No class is generated. References to this type in queries are treated as opaque.

Schema
# The server sends PageInfo but the client never instantiates it directly
type PageInfo @glSkipOnClient {
  hasNextPage: Boolean!
  endCursor: String
  startCursor: String
}

type VehicleConnection {
  nodes: [Vehicle!]!
  pageInfo: PageInfo!
}
Generated VehicleConnection (Dart)
class VehicleConnection {
  final List<Vehicle> nodes;
  // pageInfo is absent — PageInfo has no generated class
}

Applied to a field

The field is excluded from the generated class. Use this for server-only fields — passwords, internal IDs, audit metadata — that should never reach the client.

Schema
type User {
  id: ID!
  email: String!
  passwordHash: String! @glSkipOnClient   # never sent to clients
  createdAt: String!    @glSkipOnClient   # internal audit field
}
Generated User (Dart)
class User {
  final String id;
  final String email;
  // passwordHash and createdAt are absent
}
Generated User.java
public class User {
    private final String id;
    private final String email;
    // passwordHash and createdAt are absent
}
Generated User (TypeScript)
export interface User {
  readonly id: string;
  readonly email: string;
  // passwordHash and createdAt are absent
}

Interaction with @glMapsTo

When a field is @glSkipOnClient, it is also excluded from any @glMapsTo mapping methods. GraphLink will not reference it in toXxx() or fromXxx() constructors, preventing broken type references in generated client code.

Schema
input UpdateUserInput @glMapsTo(type: "UpdateUserCommand") {
  id: ID!
  email: String!
  internalFlag: Boolean! @glSkipOnClient  # excluded from client mapping
}

Combining both directives on different fields

@glSkipOnServer and @glSkipOnClient are most often paired on different fields of the same type — not on the same whole type. This is the standard pattern for modelling a relationship where the server stores a raw foreign key but the client needs the resolved object.

Schema
type Agency {
  id: ID!
  name: String!
  # Server stores this ID in the database — the client never needs it
  cashierId: ID! @glSkipOnClient
  # Server resolves this via @BatchMapping — the client fetches it
  cashier: Cashier @glSkipOnServer(batch: true)
}
  • cashierId is @glSkipOnClient: the raw foreign key used for persistence. Invisible to the client — not generated in Dart/Java/TypeScript, and protected server-side by the access-denied @SchemaMapping.
  • cashier is @glSkipOnServer(batch: true): a resolved object the server produces via @BatchMapping using the stored cashierId. Not stored in the database.

Generated output:

Generated Agency.java (server)
public class Agency {
    private String id;
    private String name;
    private String cashierId; // present on server — used for DB lookups
    // cashier is absent — resolved via @BatchMapping
}
Generated AgencyServiceController.java
@BatchMapping(typeName="Agency", field="cashier")
public CompletableFuture<Map<Agency, Cashier>> cashier(List<Agency> agencies) {
    return CompletableFuture.supplyAsync(() -> agencyService.cashier(agencies));
}
// cashierId: access-denied @SchemaMapping generated (or stripped from schema if generateSchema: true)
Generated Agency (Dart client)
class Agency {
  final String id;
  final String name;
  final Cashier cashier; // present on client — typed object
  // cashierId is absent — @glSkipOnClient
}

This pattern scales naturally for any number of relationships:

Real-world example — lot movement tracking
type LotMovement {
  id: ID!
  quantity: Int!

  lotId: ID!             @glSkipOnClient
  lot: Lot               @glSkipOnServer(batch: true)
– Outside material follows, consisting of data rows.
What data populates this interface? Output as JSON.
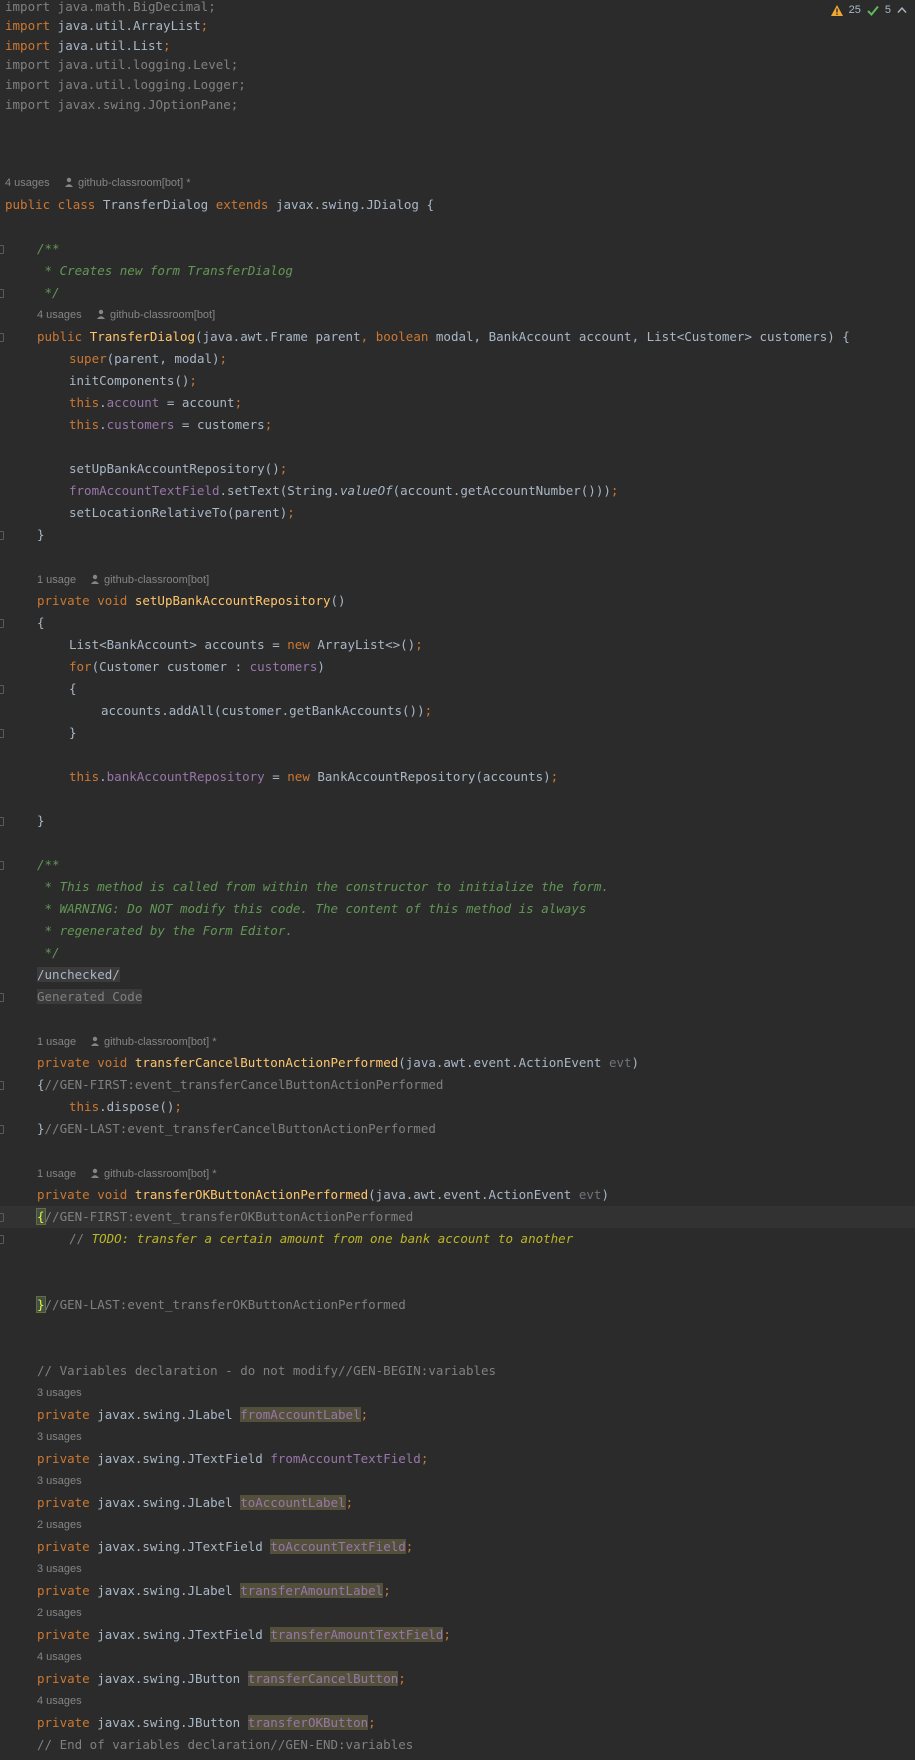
{
  "inspection": {
    "warnings": "25",
    "ok": "5"
  },
  "hints": {
    "h1_usages": "4 usages",
    "h1_author": "github-classroom[bot] *",
    "h2_usages": "4 usages",
    "h2_author": "github-classroom[bot]",
    "h3_usages": "1 usage",
    "h3_author": "github-classroom[bot]",
    "h4_usages": "1 usage",
    "h4_author": "github-classroom[bot] *",
    "h5_usages": "1 usage",
    "h5_author": "github-classroom[bot] *",
    "v1": "3 usages",
    "v2": "3 usages",
    "v3": "3 usages",
    "v4": "2 usages",
    "v5": "3 usages",
    "v6": "2 usages",
    "v7": "4 usages",
    "v8": "4 usages"
  },
  "code": {
    "l1_a": "import",
    "l1_b": " java.math.BigDecimal;",
    "l2_a": "import",
    "l2_b": " java.util.ArrayList",
    "l2_c": ";",
    "l3_a": "import",
    "l3_b": " java.util.List",
    "l3_c": ";",
    "l4": "import java.util.logging.Level;",
    "l5": "import java.util.logging.Logger;",
    "l6": "import javax.swing.JOptionPane;",
    "class_a": "public class",
    "class_b": " TransferDialog ",
    "class_c": "extends",
    "class_d": " javax.swing.JDialog {",
    "doc1": "/**",
    "doc2": " * Creates new form TransferDialog",
    "doc3": " */",
    "ctor_a": "public",
    "ctor_b": "TransferDialog",
    "ctor_c": "(java.awt.Frame parent",
    "ctor_d": ", ",
    "ctor_e": "boolean",
    "ctor_f": " modal",
    "ctor_g": ", BankAccount account",
    "ctor_h": ", List<Customer> customers) {",
    "super_a": "super",
    "super_b": "(parent",
    "super_c": ", modal)",
    "super_d": ";",
    "init_a": "initComponents()",
    "init_b": ";",
    "this1_a": "this",
    "this1_b": ".",
    "this1_c": "account",
    "this1_d": " = account",
    "this1_e": ";",
    "this2_a": "this",
    "this2_b": ".",
    "this2_c": "customers",
    "this2_d": " = customers",
    "this2_e": ";",
    "setup_a": "setUpBankAccountRepository()",
    "setup_b": ";",
    "from_a": "fromAccountTextField",
    "from_b": ".setText(String.",
    "from_c": "valueOf",
    "from_d": "(account.getAccountNumber()))",
    "from_e": ";",
    "loc_a": "setLocationRelativeTo(parent)",
    "loc_b": ";",
    "close1": "}",
    "m1_a": "private void ",
    "m1_b": "setUpBankAccountRepository",
    "m1_c": "()",
    "open1": "{",
    "list_a": "List<BankAccount> accounts = ",
    "list_b": "new",
    "list_c": " ArrayList<>()",
    "list_d": ";",
    "for_a": "for",
    "for_b": "(Customer customer : ",
    "for_c": "customers",
    "for_d": ")",
    "open2": "{",
    "add_a": "accounts.addAll(customer.getBankAccounts())",
    "add_b": ";",
    "close2": "}",
    "repo_a": "this",
    "repo_b": ".",
    "repo_c": "bankAccountRepository",
    "repo_d": " = ",
    "repo_e": "new",
    "repo_f": " BankAccountRepository(accounts)",
    "repo_g": ";",
    "close3": "}",
    "doc4": "/**",
    "doc5": " * This method is called from within the constructor to initialize the form.",
    "doc6": " * WARNING: Do NOT modify this code. The content of this method is always",
    "doc7": " * regenerated by the Form Editor.",
    "doc8": " */",
    "unchecked": "/unchecked/",
    "generated": "Generated Code",
    "m2_a": "private void ",
    "m2_b": "transferCancelButtonActionPerformed",
    "m2_c": "(java.awt.event.ActionEvent ",
    "m2_d": "evt",
    "m2_e": ")",
    "gf1_a": "{",
    "gf1_b": "//GEN-FIRST:event_transferCancelButtonActionPerformed",
    "disp_a": "this",
    "disp_b": ".dispose()",
    "disp_c": ";",
    "gl1_a": "}",
    "gl1_b": "//GEN-LAST:event_transferCancelButtonActionPerformed",
    "m3_a": "private void ",
    "m3_b": "transferOKButtonActionPerformed",
    "m3_c": "(java.awt.event.ActionEvent ",
    "m3_d": "evt",
    "m3_e": ")",
    "gf2_a": "{",
    "gf2_b": "//GEN-FIRST:event_transferOKButtonActionPerformed",
    "todo_a": "// ",
    "todo_b": "TODO: transfer a certain amount from one bank account to another",
    "gl2_a": "}",
    "gl2_b": "//GEN-LAST:event_transferOKButtonActionPerformed",
    "vars_begin": "// Variables declaration - do not modify//GEN-BEGIN:variables",
    "v1_a": "private",
    "v1_b": " javax.swing.JLabel ",
    "v1_c": "fromAccountLabel",
    "v1_d": ";",
    "v2_a": "private",
    "v2_b": " javax.swing.JTextField ",
    "v2_c": "fromAccountTextField",
    "v2_d": ";",
    "v3_a": "private",
    "v3_b": " javax.swing.JLabel ",
    "v3_c": "toAccountLabel",
    "v3_d": ";",
    "v4_a": "private",
    "v4_b": " javax.swing.JTextField ",
    "v4_c": "toAccountTextField",
    "v4_d": ";",
    "v5_a": "private",
    "v5_b": " javax.swing.JLabel ",
    "v5_c": "transferAmountLabel",
    "v5_d": ";",
    "v6_a": "private",
    "v6_b": " javax.swing.JTextField ",
    "v6_c": "transferAmountTextField",
    "v6_d": ";",
    "v7_a": "private",
    "v7_b": " javax.swing.JButton ",
    "v7_c": "transferCancelButton",
    "v7_d": ";",
    "v8_a": "private",
    "v8_b": " javax.swing.JButton ",
    "v8_c": "transferOKButton",
    "v8_d": ";",
    "vars_end": "// End of variables declaration//GEN-END:variables"
  }
}
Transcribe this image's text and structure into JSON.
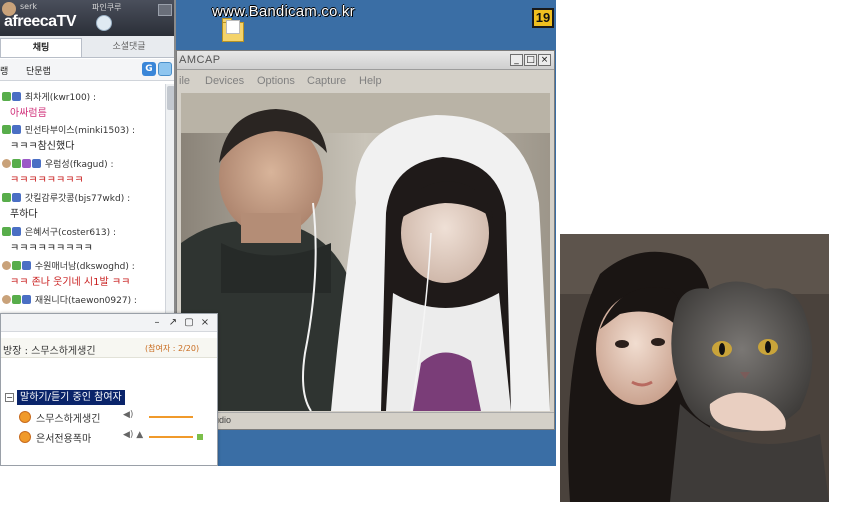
{
  "desktop": {
    "watermark": "www.Bandicam.co.kr",
    "badge": "19"
  },
  "chat": {
    "logo": "afreecaTV",
    "top_user": "serk",
    "top_label": "파인쿠루",
    "tabs": [
      {
        "label": "채팅"
      },
      {
        "label": "소셜댓글"
      }
    ],
    "tools": {
      "left": "랭",
      "filter": "단문랩"
    },
    "messages": [
      {
        "user": "최차게(kwr100) :",
        "text": "아싸럼름",
        "text_style": "pink"
      },
      {
        "user": "민선타부이스(minki1503) :",
        "text": "ㅋㅋㅋ참신했다",
        "text_style": "normal"
      },
      {
        "user": "우럼성(fkagud) :",
        "text": "ㅋㅋㅋㅋㅋㅋㅋㅋ",
        "text_style": "red"
      },
      {
        "user": "갓킬감루갓콩(bjs77wkd) :",
        "text": "푸하다",
        "text_style": "normal"
      },
      {
        "user": "은혜서구(coster613) :",
        "text": "ㅋㅋㅋㅋㅋㅋㅋㅋㅋ",
        "text_style": "normal"
      },
      {
        "user": "수원매너남(dkswoghd) :",
        "text": "ㅋㅋ 존나 웃기네 시1발 ㅋㅋ",
        "text_style": "red"
      },
      {
        "user": "재원니다(taewon0927) :",
        "text": "",
        "text_style": "normal"
      }
    ]
  },
  "participants": {
    "host": "방장 : 스무스하게생긴",
    "count": "(참여자 : 2/20)",
    "group": "말하기/듣기 중인 참여자",
    "rows": [
      {
        "name": "스무스하게생긴"
      },
      {
        "name": "은서전용폭마"
      }
    ]
  },
  "webcam": {
    "title": "AMCAP",
    "menu": [
      "ile",
      "Devices",
      "Options",
      "Capture",
      "Help"
    ],
    "status": "eCam Studio",
    "controls": {
      "minimize": "_",
      "maximize": "□",
      "close": "×"
    }
  },
  "colors": {
    "desktop": "#3a6ea5",
    "badge": "#f0c020",
    "selection": "#0a246a",
    "accent_orange": "#f09a2b"
  }
}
  fromLocationId: ID     @glSkipOnClient
  fromLocation: Location @glSkipOnServer(batch: true)

  toLocationId: ID       @glSkipOnClient
  toLocation: Location   @glSkipOnServer(batch: true)
}

The client sees lot, fromLocation, and toLocation as fully typed objects. The server stores and works with the raw IDs, resolving the objects in batch to avoid N+1 queries. Neither side is aware of the other's representation — the schema is the only contract between them.